I can't imagine how. It was Megaupload's responsibility to remove copyrighted content when the copyright holders, as per DMCA, sent a takedown notice. If you never even had one of your uploads deleted by Megaupload, then chances are the government cares even less about your uploaded material.
It's crazy to think that the U.S. government is going to start slapping millions of Americans with fines in excess of $100,000. Even if they tried, that alone would probably cause the anarchy that everyone seems so interested in.
Actually there's *nothing* stopping a copyright owner from suing an uploader. DMCA is mainly about hosting sites and what *they* have to do to garner "safer harbor" status.

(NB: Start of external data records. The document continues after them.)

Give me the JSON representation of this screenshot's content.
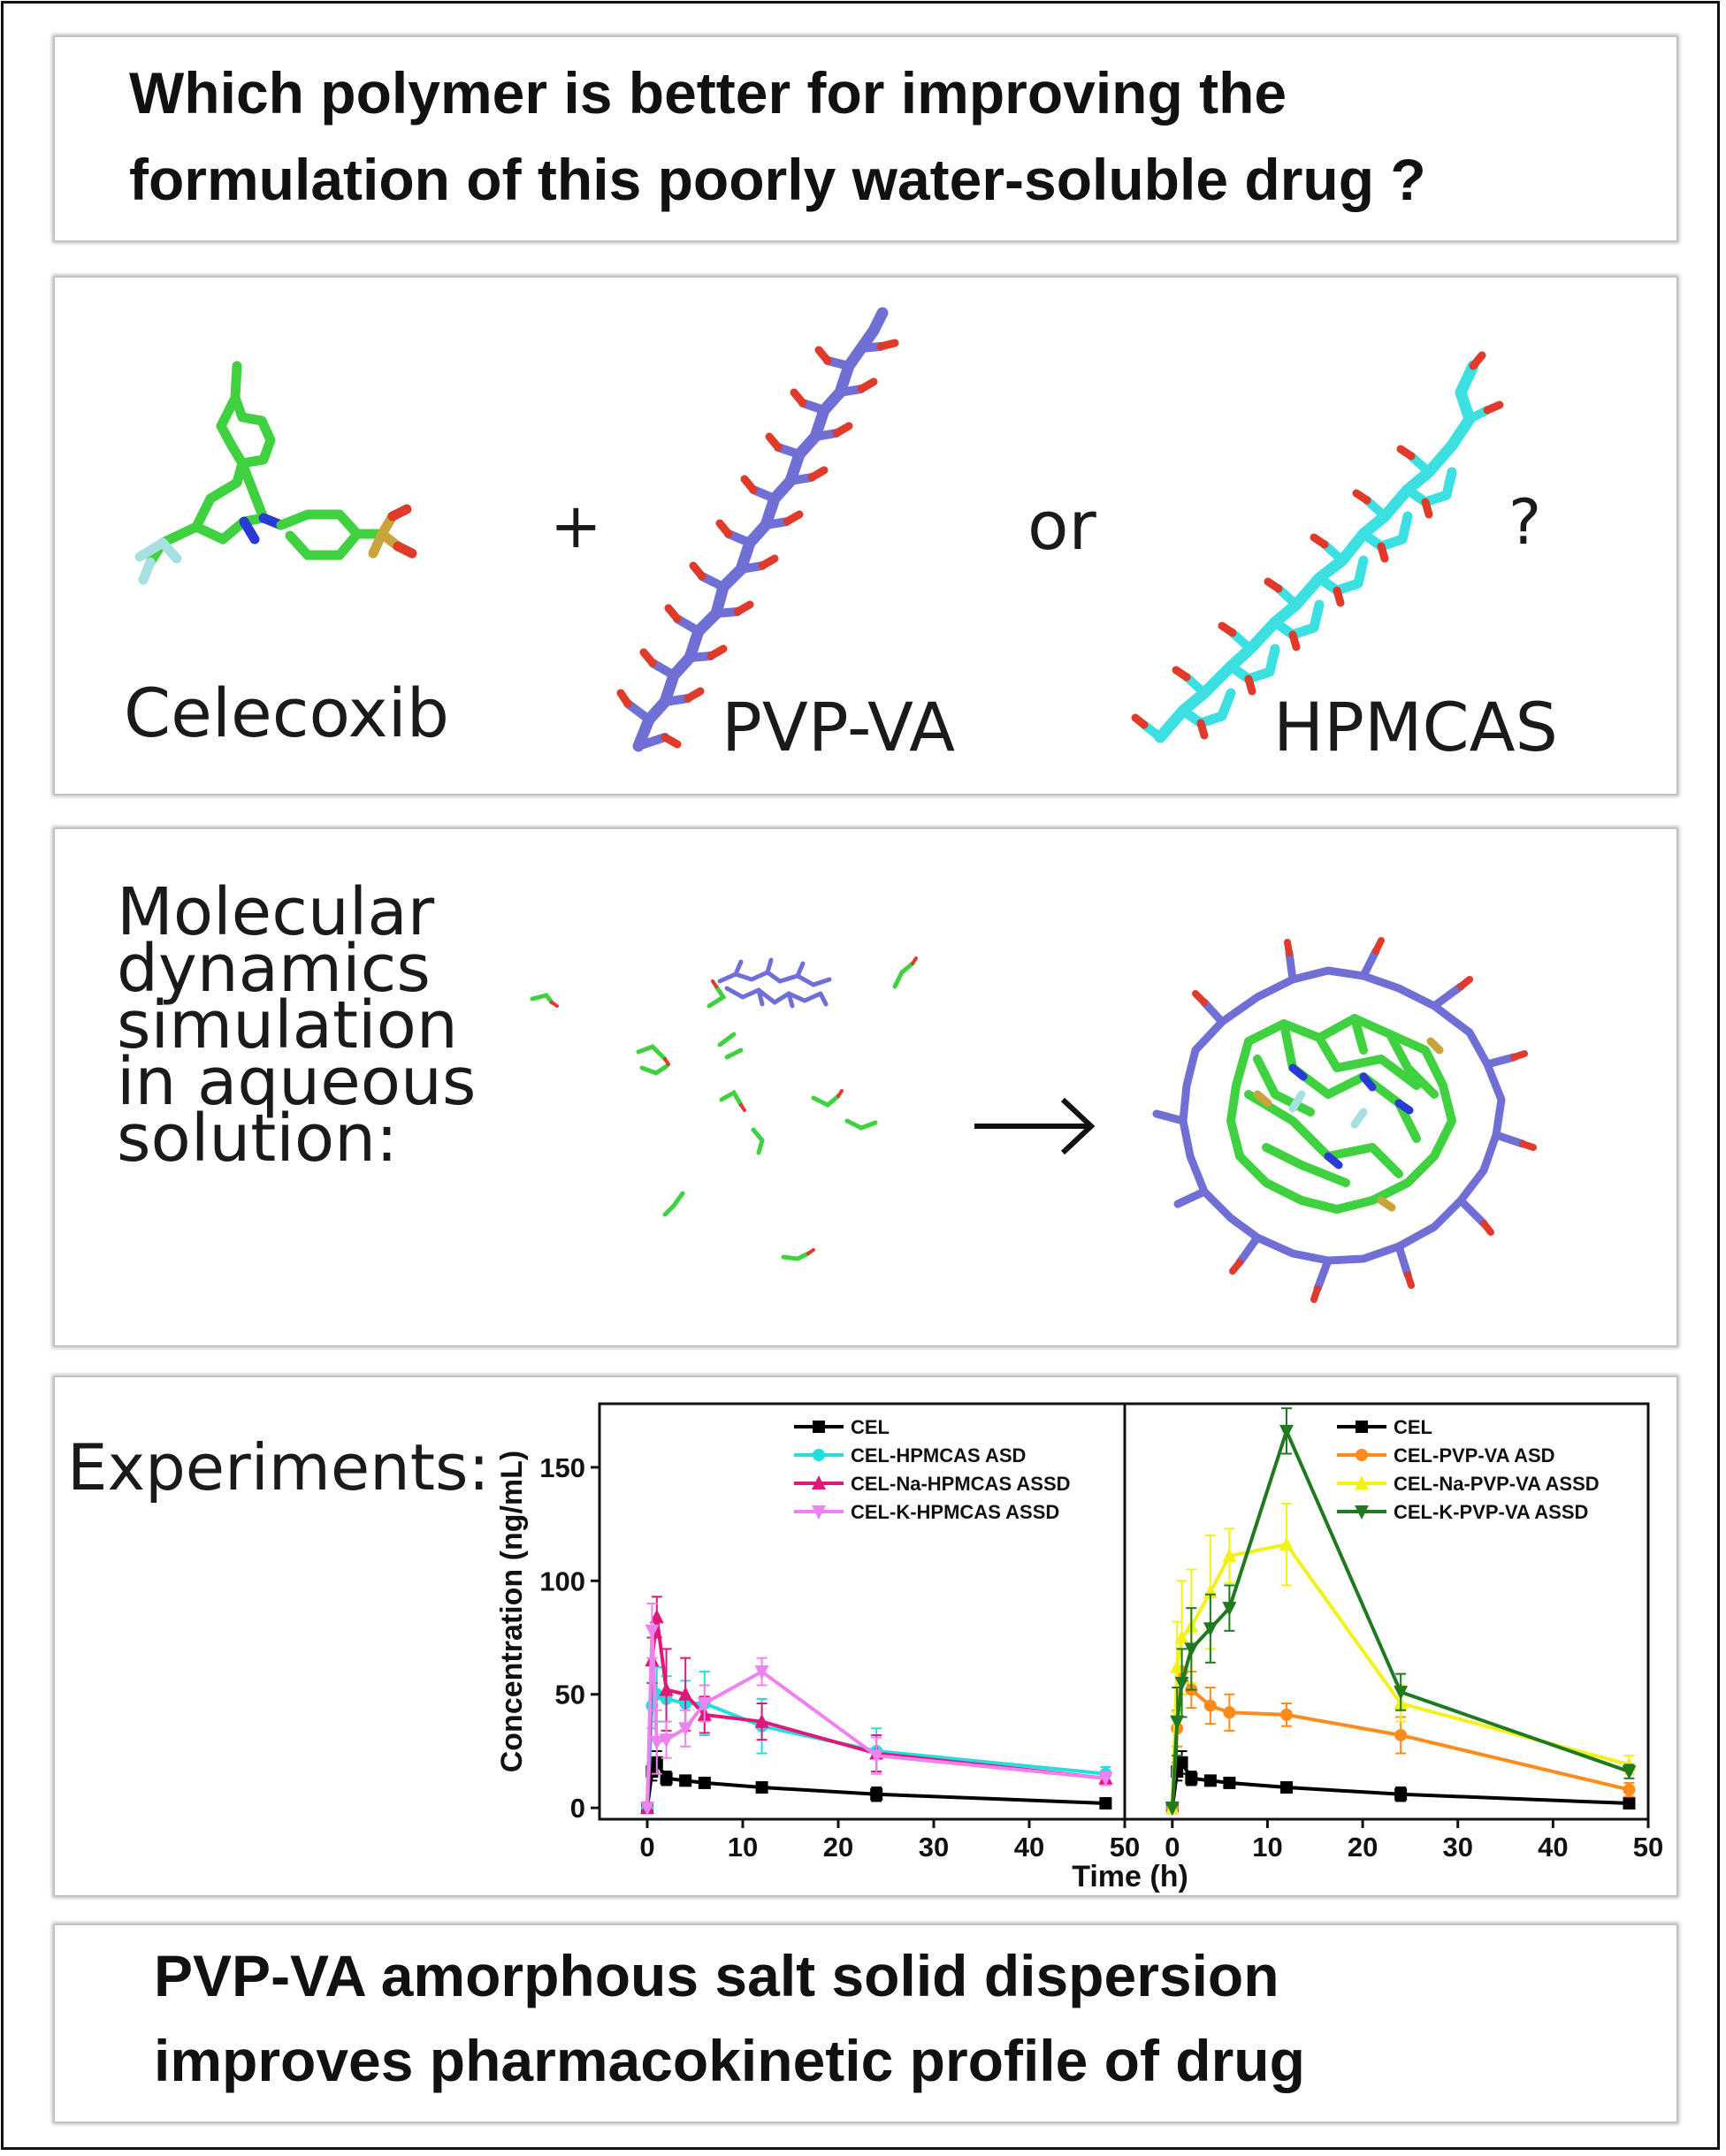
{
  "question": {
    "line1": "Which polymer is better for improving the",
    "line2": "formulation of this poorly water-soluble drug ?"
  },
  "molecules": {
    "drug_label": "Celecoxib",
    "plus": "+",
    "polymer1_label": "PVP-VA",
    "or": "or",
    "polymer2_label": "HPMCAS",
    "question_mark": "?"
  },
  "md": {
    "line1": "Molecular",
    "line2": "dynamics",
    "line3": "simulation",
    "line4": "in aqueous",
    "line5": "solution:",
    "arrow": "→"
  },
  "experiments": {
    "label": "Experiments:"
  },
  "conclusion": {
    "line1": "PVP-VA amorphous salt solid dispersion",
    "line2": "improves pharmacokinetic profile of drug"
  },
  "colors": {
    "drug_carbon": "#3fd13f",
    "pvpva_carbon": "#6f6fd6",
    "hpmcas_carbon": "#3de0e0",
    "oxygen": "#e03a2a",
    "nitrogen": "#2a3ad6",
    "sulfur": "#c8a43a",
    "fluorine": "#a6e0e0"
  },
  "chart_data": [
    {
      "type": "line",
      "xlabel": "Time (h)",
      "ylabel": "Concentration (ng/mL)",
      "xlim": [
        -5,
        50
      ],
      "ylim": [
        -5,
        178
      ],
      "xticks": [
        0,
        10,
        20,
        30,
        40,
        50
      ],
      "yticks": [
        0,
        50,
        100,
        150
      ],
      "legend_position": "top-right",
      "series": [
        {
          "name": "CEL",
          "color": "#000000",
          "marker": "square",
          "x": [
            0,
            0.5,
            1,
            2,
            4,
            6,
            12,
            24,
            48
          ],
          "y": [
            0,
            16,
            20,
            13,
            12,
            11,
            9,
            6,
            2
          ],
          "err": [
            0,
            4,
            5,
            3,
            2,
            2,
            2,
            3,
            1
          ]
        },
        {
          "name": "CEL-HPMCAS ASD",
          "color": "#22dede",
          "marker": "circle",
          "x": [
            0,
            0.5,
            1,
            2,
            4,
            6,
            12,
            24,
            48
          ],
          "y": [
            0,
            45,
            50,
            48,
            46,
            46,
            36,
            25,
            15
          ],
          "err": [
            0,
            10,
            12,
            10,
            10,
            14,
            12,
            10,
            3
          ]
        },
        {
          "name": "CEL-Na-HPMCAS ASSD",
          "color": "#e0187a",
          "marker": "triangle-up",
          "x": [
            0,
            0.5,
            1,
            2,
            4,
            6,
            12,
            24,
            48
          ],
          "y": [
            0,
            65,
            84,
            52,
            50,
            41,
            38,
            24,
            13
          ],
          "err": [
            0,
            10,
            9,
            18,
            16,
            8,
            8,
            8,
            3
          ]
        },
        {
          "name": "CEL-K-HPMCAS ASSD",
          "color": "#ee82ee",
          "marker": "triangle-down",
          "x": [
            0,
            0.5,
            1,
            2,
            4,
            6,
            12,
            24,
            48
          ],
          "y": [
            0,
            78,
            29,
            30,
            35,
            46,
            60,
            23,
            13
          ],
          "err": [
            0,
            12,
            14,
            8,
            8,
            8,
            6,
            8,
            3
          ]
        }
      ]
    },
    {
      "type": "line",
      "xlabel": "Time (h)",
      "ylabel": "",
      "xlim": [
        -5,
        50
      ],
      "ylim": [
        -5,
        178
      ],
      "xticks": [
        0,
        10,
        20,
        30,
        40,
        50
      ],
      "yticks": [],
      "legend_position": "top-right",
      "series": [
        {
          "name": "CEL",
          "color": "#000000",
          "marker": "square",
          "x": [
            0,
            0.5,
            1,
            2,
            4,
            6,
            12,
            24,
            48
          ],
          "y": [
            0,
            16,
            20,
            13,
            12,
            11,
            9,
            6,
            2
          ],
          "err": [
            0,
            4,
            5,
            3,
            2,
            2,
            2,
            3,
            1
          ]
        },
        {
          "name": "CEL-PVP-VA ASD",
          "color": "#ff8c1a",
          "marker": "circle",
          "x": [
            0,
            0.5,
            1,
            2,
            4,
            6,
            12,
            24,
            48
          ],
          "y": [
            0,
            35,
            60,
            52,
            45,
            42,
            41,
            32,
            8
          ],
          "err": [
            0,
            8,
            10,
            8,
            8,
            8,
            5,
            8,
            3
          ]
        },
        {
          "name": "CEL-Na-PVP-VA ASSD",
          "color": "#f2f21a",
          "marker": "triangle-up",
          "x": [
            0,
            0.5,
            1,
            2,
            4,
            6,
            12,
            24,
            48
          ],
          "y": [
            0,
            62,
            75,
            80,
            95,
            111,
            116,
            46,
            19
          ],
          "err": [
            0,
            20,
            25,
            25,
            25,
            12,
            18,
            8,
            4
          ]
        },
        {
          "name": "CEL-K-PVP-VA ASSD",
          "color": "#1f7a1f",
          "marker": "triangle-down",
          "x": [
            0,
            0.5,
            1,
            2,
            4,
            6,
            12,
            24,
            48
          ],
          "y": [
            0,
            38,
            55,
            70,
            79,
            88,
            166,
            51,
            16
          ],
          "err": [
            0,
            15,
            15,
            18,
            15,
            10,
            10,
            8,
            3
          ]
        }
      ]
    }
  ]
}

An end user who uploaded/donwloaded copyrighted material can still be sued under US law, it's just that to do so the copyright owner has to gain their personal information so the lawsuit can be filed.
This can be *really* hard, if the hosting site properly complies with DMCA as beyond removing the offending material and forwarding any warning to end users they're *NOT* obliged to give out personal information of their end users. They only have to do that, if the copyright owner comes with a court warrant and to get a warrant they need proof of some sort... for which they need the download logs, which they can't get unless the hosting site complies... which is doesn't have to do...
...so all in all, it was a catch 22 to for copyright owners, since they'd have a really hard time to actually sue end users, all they could achieve was get the offending material removed.
However if they *do* get the records... then it's *business* *time*. They can go ahead and sue... especially if they get personal records of subscribers instead mere logs anonymous IP addresses (the later of which would need yet *another* round of Catch-22 headache).
The problem though is that a lot of ISPs bend as far as they can, with asscheecks spread for copyright owners (...no wonder, most ISPs are in the same hands as the big media companies), so even though they *could* withhold information, often they don't.
Now, what's not sure is whether the Feds actually got the user database. For all we do know, the owner of Megaupload could've encrypted the whole database in which case the Feds are fucked as they won't have any useable records... I wouldn't gamble on this one though.